Tuesday, March 22, 2011

10 reasons why we shouldn't defund NPR



With the economy the way it is there is no doubt the government is looking for things to cut back on. Sure we have trillions tied up in pointless foreign wars, subsidies for billionaires, live babies to feed Sarah Palin (that baby she holds in public is not her child, it's her snack.), and hush money to keep all those gay prostitutes Rick Santorum frequents quiet but those things can't be helped. As always cutbacks fall on education (hopefully the rapture will come before the future gets here) and NPR. While attempting to pay of the national debt/deficit by cutting some of the least funded programs is much like giving up your daily insulin to pay for a $500,000 dollar yacht in the middle of landlocked Candyland there are still groups ineffectively pushing for this inane budget change.
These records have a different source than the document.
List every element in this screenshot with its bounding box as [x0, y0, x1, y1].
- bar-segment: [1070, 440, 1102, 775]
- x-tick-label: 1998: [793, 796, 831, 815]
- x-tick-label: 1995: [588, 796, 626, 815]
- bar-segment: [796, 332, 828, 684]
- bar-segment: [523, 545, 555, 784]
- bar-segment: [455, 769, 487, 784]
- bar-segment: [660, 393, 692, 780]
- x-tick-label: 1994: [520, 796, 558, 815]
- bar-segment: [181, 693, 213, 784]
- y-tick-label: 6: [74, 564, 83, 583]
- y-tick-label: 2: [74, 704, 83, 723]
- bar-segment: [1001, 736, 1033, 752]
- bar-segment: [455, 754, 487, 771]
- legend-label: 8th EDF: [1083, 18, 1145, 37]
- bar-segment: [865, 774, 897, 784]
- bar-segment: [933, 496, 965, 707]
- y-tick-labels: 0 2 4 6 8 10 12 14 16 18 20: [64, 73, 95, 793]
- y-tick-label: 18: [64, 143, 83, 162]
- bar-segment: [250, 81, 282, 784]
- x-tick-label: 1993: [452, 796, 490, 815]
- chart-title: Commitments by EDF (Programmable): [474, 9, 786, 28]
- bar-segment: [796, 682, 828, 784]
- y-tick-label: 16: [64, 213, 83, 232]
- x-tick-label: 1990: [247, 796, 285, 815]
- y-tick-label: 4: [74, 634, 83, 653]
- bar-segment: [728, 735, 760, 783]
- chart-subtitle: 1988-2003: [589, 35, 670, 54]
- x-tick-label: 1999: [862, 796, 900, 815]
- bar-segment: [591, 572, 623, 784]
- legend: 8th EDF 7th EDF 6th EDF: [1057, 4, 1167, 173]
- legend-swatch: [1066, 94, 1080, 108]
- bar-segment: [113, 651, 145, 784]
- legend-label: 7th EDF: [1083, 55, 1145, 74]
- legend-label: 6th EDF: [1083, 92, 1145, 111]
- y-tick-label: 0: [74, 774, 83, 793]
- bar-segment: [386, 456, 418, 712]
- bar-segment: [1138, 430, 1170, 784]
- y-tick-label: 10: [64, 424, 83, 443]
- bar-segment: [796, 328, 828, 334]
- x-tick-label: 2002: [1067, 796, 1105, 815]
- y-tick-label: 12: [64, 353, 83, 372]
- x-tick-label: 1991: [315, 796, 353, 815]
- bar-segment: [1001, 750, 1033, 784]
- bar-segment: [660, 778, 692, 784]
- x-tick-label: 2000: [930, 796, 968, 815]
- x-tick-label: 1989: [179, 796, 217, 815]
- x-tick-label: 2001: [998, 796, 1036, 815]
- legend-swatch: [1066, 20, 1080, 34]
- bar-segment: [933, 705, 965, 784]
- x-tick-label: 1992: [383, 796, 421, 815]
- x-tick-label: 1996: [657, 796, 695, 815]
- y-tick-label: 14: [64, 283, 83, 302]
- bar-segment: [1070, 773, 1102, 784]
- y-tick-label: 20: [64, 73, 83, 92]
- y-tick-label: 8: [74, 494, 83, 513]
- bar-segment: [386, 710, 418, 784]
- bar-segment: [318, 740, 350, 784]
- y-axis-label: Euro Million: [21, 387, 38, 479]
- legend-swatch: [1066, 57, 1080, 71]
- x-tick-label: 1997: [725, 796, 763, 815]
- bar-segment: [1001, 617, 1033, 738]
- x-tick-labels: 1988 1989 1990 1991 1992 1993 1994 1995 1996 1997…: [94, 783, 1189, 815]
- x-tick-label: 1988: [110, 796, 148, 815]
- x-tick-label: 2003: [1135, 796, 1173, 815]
Maybe I'm jaded by my enjoyment of the news and knowledge of things like this so lets look at some of possible results of defunding NPR.

10 Reasons Why We Shouldn't Defund NPR


1. They will add fart sound effects between stories during the BBC world news.

2. Regional Local Interest shows will be forced to cover things that are actually interesting.

3. Only half the things will be considered on "All things considered".

4. In an attempt to get enough ratings to stay on the air Diane Rhem will resort to showing her boobs.


5. "Talk of the Nation" will be forced to include what the nation is really talking about, fart jokes and Charlie Sheen.

6. Science Friday will be forced to include mediocre soft sciences like Psychology and Sociology.

7. Neal Conan sucks at pan handling.


8. Prairie Home Companion will get twice the airtime.

9. The woman who reads the news hour brief will be forced to pepper in world news during sex chat on her 900 number. Phrases like "Yes penetrate me hard like united nations forces did today while entering Libyan airspace", "I've spilled oil all over my hot jugs much like the spill found today in gulf that appears to be leaking from the Matterhorn Seastar oil rig.", "I'm having 7 orgasms which was the number votes cast in the Supreme court to overide a decision made by the Kansas State legislature", and "Yes poop on my chest, today MIT announced plans to utilize human waste as biofuel to generate electricity.".


10. Terry Gross will be forced to become a prostitute.